Także Lucas udzielając mnóstwa wywiadów może mówić co chce i wg mnie nie stanowi on wyznacznika, co do terminologii, tak jak, ostatnio popularny (choć ch**owy) przykład, scenarzysta Kac Wawy może ośmieszać się w telewizji i nazywać film komedią, to nie znaczy, że nią jest. Nie ujmuję Lucasowi, o Star Wars nikt z nas nie wie tyle, co on (a więc idąc tym tropem nie powinniśmy dyskutować, bo pisząc o piłce nie będąc trenerem/zawodnikiem/menadżerem/dziennikarzem sportowym chu** się znamy i powinniśmy przymknąć jadaczki), ale on także ma prawo się mylić, więc kłótnię o domniemany cytat autora uważam za bezpodstawną, tak z jednej, jak i z drugiej strony.

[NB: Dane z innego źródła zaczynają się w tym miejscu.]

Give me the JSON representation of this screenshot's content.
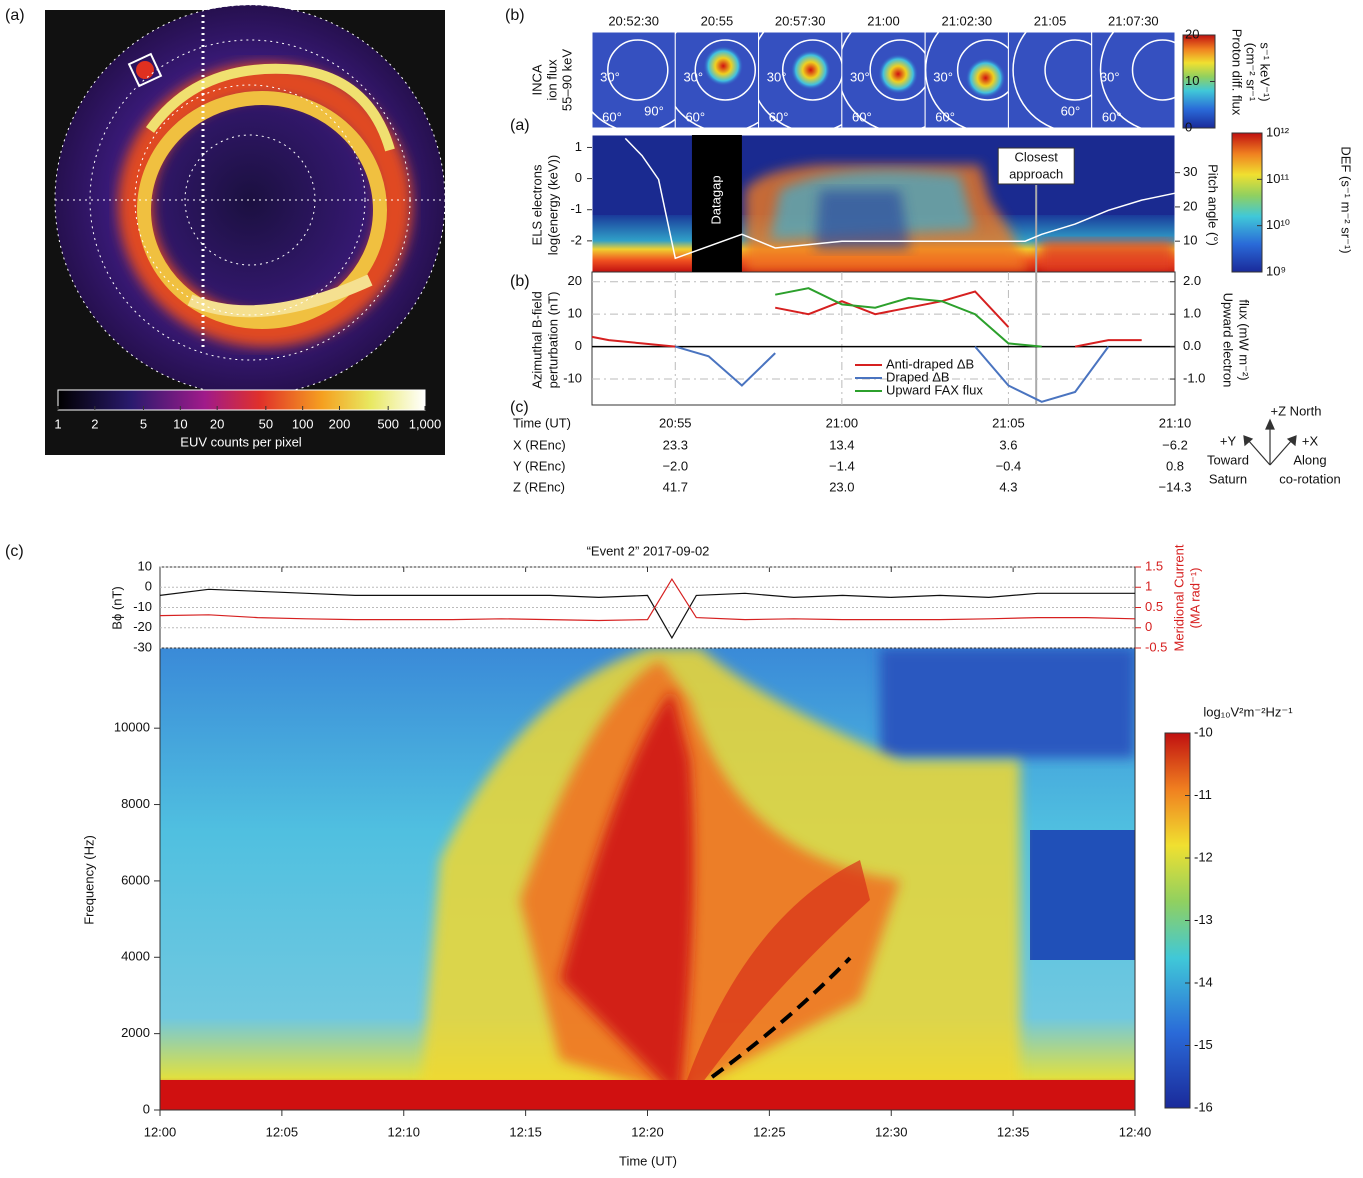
{
  "panel_labels": [
    "(a)",
    "(b)",
    "(a)",
    "(b)",
    "(c)",
    "(c)"
  ],
  "chart_data": [
    {
      "type": "image",
      "colorbar": {
        "log": true,
        "lim": [
          1,
          1000
        ],
        "ticks": [
          1,
          2,
          5,
          10,
          20,
          50,
          100,
          200,
          500,
          {
            "value": 1000,
            "label": "1,000"
          }
        ],
        "label": "EUV counts per pixel"
      }
    },
    {
      "type": "image-strip",
      "ylabel": [
        "INCA",
        "ion flux",
        "55–90 keV"
      ],
      "frames": [
        {
          "time": "20:52:30",
          "angles": [
            "30°",
            "60°",
            "90°"
          ]
        },
        {
          "time": "20:55",
          "angles": [
            "30°",
            "60°"
          ]
        },
        {
          "time": "20:57:30",
          "angles": [
            "30°",
            "60°"
          ]
        },
        {
          "time": "21:00",
          "angles": [
            "30°",
            "60°"
          ]
        },
        {
          "time": "21:02:30",
          "angles": [
            "30°",
            "60°"
          ]
        },
        {
          "time": "21:05",
          "angles": [
            "60°"
          ]
        },
        {
          "time": "21:07:30",
          "angles": [
            "30°",
            "60°"
          ]
        }
      ],
      "colorbar": {
        "lim": [
          0,
          20
        ],
        "ticks": [
          0,
          10,
          20
        ],
        "label": [
          "Proton diff. flux",
          "(cm⁻² sr⁻¹",
          "s⁻¹ keV⁻¹)"
        ]
      }
    },
    {
      "type": "spectrogram",
      "xlim": [
        "20:52:30",
        "21:10"
      ],
      "ylabel": [
        "ELS electrons",
        "log(energy (keV))"
      ],
      "ylim": [
        -3,
        1.4
      ],
      "yticks": [
        -2,
        -1,
        0,
        1
      ],
      "y2label": "Pitch angle (°)",
      "y2lim": [
        1,
        41
      ],
      "y2ticks": [
        10,
        20,
        30
      ],
      "annotations": {
        "datagap": "Datagap",
        "closest": [
          "Closest",
          "approach"
        ]
      },
      "series": [
        {
          "color": "#ffffff",
          "axis": "y2",
          "x": [
            "20:53:30",
            "20:54",
            "20:54:30",
            "20:55",
            "20:57",
            "20:58",
            "21:00",
            "21:02",
            "21:04",
            "21:05:30",
            "21:06",
            "21:07",
            "21:08",
            "21:09",
            "21:10"
          ],
          "values": [
            40,
            35,
            28,
            5,
            12,
            8,
            10,
            10,
            10,
            10,
            12,
            15,
            19,
            22,
            24
          ]
        }
      ],
      "colorbar": {
        "log": true,
        "lim": [
          1000000000,
          1000000000000
        ],
        "ticks": [
          {
            "value": 1000000000,
            "label": "10⁹"
          },
          {
            "value": 10000000000,
            "label": "10¹⁰"
          },
          {
            "value": 100000000000,
            "label": "10¹¹"
          },
          {
            "value": 1000000000000,
            "label": "10¹²"
          }
        ],
        "label": "DEF (s⁻¹ m⁻² sr⁻¹)"
      }
    },
    {
      "type": "line",
      "xlim": [
        "20:52:30",
        "21:10"
      ],
      "xticks": [
        "20:55",
        "21:00",
        "21:05"
      ],
      "ylabel": [
        "Azimuthal B-field",
        "perturbation (nT)"
      ],
      "ylim": [
        -18,
        23
      ],
      "yticks": [
        -10,
        0,
        10,
        20
      ],
      "y2label": [
        "Upward electron",
        "flux (mW m⁻²)"
      ],
      "y2lim": [
        -1.8,
        2.3
      ],
      "y2ticks": [
        {
          "value": -1,
          "label": "-1.0"
        },
        {
          "value": 0,
          "label": "0.0"
        },
        {
          "value": 1,
          "label": "1.0"
        },
        {
          "value": 2,
          "label": "2.0"
        }
      ],
      "x": [
        "20:52:30",
        "20:53",
        "20:54",
        "20:55",
        "20:56",
        "20:57",
        "20:58",
        "20:59",
        "21:00",
        "21:01",
        "21:02",
        "21:03",
        "21:04",
        "21:05",
        "21:06",
        "21:07",
        "21:08",
        "21:09"
      ],
      "series": [
        {
          "name": "Anti-draped ΔB",
          "color": "#d62020",
          "values": [
            3,
            2,
            1,
            0,
            null,
            null,
            12,
            10,
            14,
            10,
            12,
            14,
            17,
            6,
            null,
            0,
            2,
            2
          ]
        },
        {
          "name": "Draped ΔB",
          "color": "#4a74c0",
          "values": [
            null,
            null,
            null,
            0,
            -3,
            -12,
            -2,
            null,
            null,
            null,
            null,
            null,
            0,
            -12,
            -17,
            -14,
            0,
            null
          ]
        },
        {
          "name": "Upward FAX flux",
          "color": "#2ca02c",
          "axis": "y2",
          "values": [
            null,
            null,
            null,
            null,
            null,
            null,
            1.6,
            1.8,
            1.3,
            1.2,
            1.5,
            1.4,
            1.0,
            0.1,
            0,
            null,
            null,
            null
          ]
        }
      ]
    },
    {
      "type": "line-spectrogram",
      "title": "“Event 2” 2017-09-02",
      "xlim": [
        "12:00",
        "12:40"
      ],
      "xticks": [
        "12:00",
        "12:05",
        "12:10",
        "12:15",
        "12:20",
        "12:25",
        "12:30",
        "12:35",
        "12:40"
      ],
      "xlabel": "Time (UT)",
      "ylabel": "Bϕ (nT)",
      "ylim": [
        -30,
        10
      ],
      "yticks": [
        -30,
        -20,
        -10,
        0,
        10
      ],
      "y2label": [
        "Meridional Current",
        "(MA rad⁻¹)"
      ],
      "y2lim": [
        -0.5,
        1.5
      ],
      "y2ticks": [
        -0.5,
        0,
        0.5,
        1,
        1.5
      ],
      "x": [
        "12:00",
        "12:02",
        "12:04",
        "12:06",
        "12:08",
        "12:10",
        "12:12",
        "12:14",
        "12:16",
        "12:18",
        "12:20",
        "12:21",
        "12:22",
        "12:24",
        "12:26",
        "12:28",
        "12:30",
        "12:32",
        "12:34",
        "12:36",
        "12:38",
        "12:40"
      ],
      "series": [
        {
          "color": "#111111",
          "values": [
            -4,
            -1,
            -2,
            -3,
            -4,
            -4,
            -4,
            -4,
            -4,
            -5,
            -4,
            -25,
            -4,
            -3,
            -5,
            -4,
            -5,
            -4,
            -5,
            -3,
            -3,
            -3
          ]
        },
        {
          "color": "#d62020",
          "axis": "y2",
          "values": [
            0.3,
            0.32,
            0.25,
            0.22,
            0.2,
            0.2,
            0.2,
            0.22,
            0.2,
            0.18,
            0.2,
            1.2,
            0.25,
            0.2,
            0.22,
            0.2,
            0.2,
            0.2,
            0.22,
            0.25,
            0.25,
            0.22
          ]
        }
      ],
      "spectrogram": {
        "ylabel": "Frequency (Hz)",
        "ylim": [
          0,
          12100
        ],
        "yticks": [
          0,
          2000,
          4000,
          6000,
          8000,
          10000
        ]
      },
      "colorbar": {
        "lim": [
          -16,
          -10
        ],
        "ticks": [
          -16,
          -15,
          -14,
          -13,
          -12,
          -11,
          -10
        ],
        "label": "log₁₀V²m⁻²Hz⁻¹"
      }
    }
  ],
  "table": {
    "header": [
      "Time (UT)",
      "20:55",
      "21:00",
      "21:05",
      "21:10"
    ],
    "rows": [
      [
        "X (REnc)",
        "23.3",
        "13.4",
        "3.6",
        "−6.2"
      ],
      [
        "Y (REnc)",
        "−2.0",
        "−1.4",
        "−0.4",
        "0.8"
      ],
      [
        "Z (REnc)",
        "41.7",
        "23.0",
        "4.3",
        "−14.3"
      ]
    ]
  },
  "axes_key": {
    "z": "+Z North",
    "y": [
      "+Y",
      "Toward",
      "Saturn"
    ],
    "x": [
      "+X",
      "Along",
      "co-rotation"
    ]
  }
}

Osobiście przychylam się do zdania, że SW to jednak fantasy, bo nie postawiłbym serii w jednej szufladce z Moon i Gattacą, czy z pierwszym Matrixem. Wystarczy kilka minut wprowadzenia do każdego z tych filmów, aby rozróżnić gatunki (tłumaczenie obecnego stopnia technologii ukazanej w filmie i jej korzeni w stosunku do "Dawno temu w galaktyce). Dla mnie ta różnica, to jak między political fiction typu Fatherland lub zaplecza fabularnego serii Toma Clancy, a filmami kostiumowymi z czasów wielkobudżetowych produkcji Hollywood.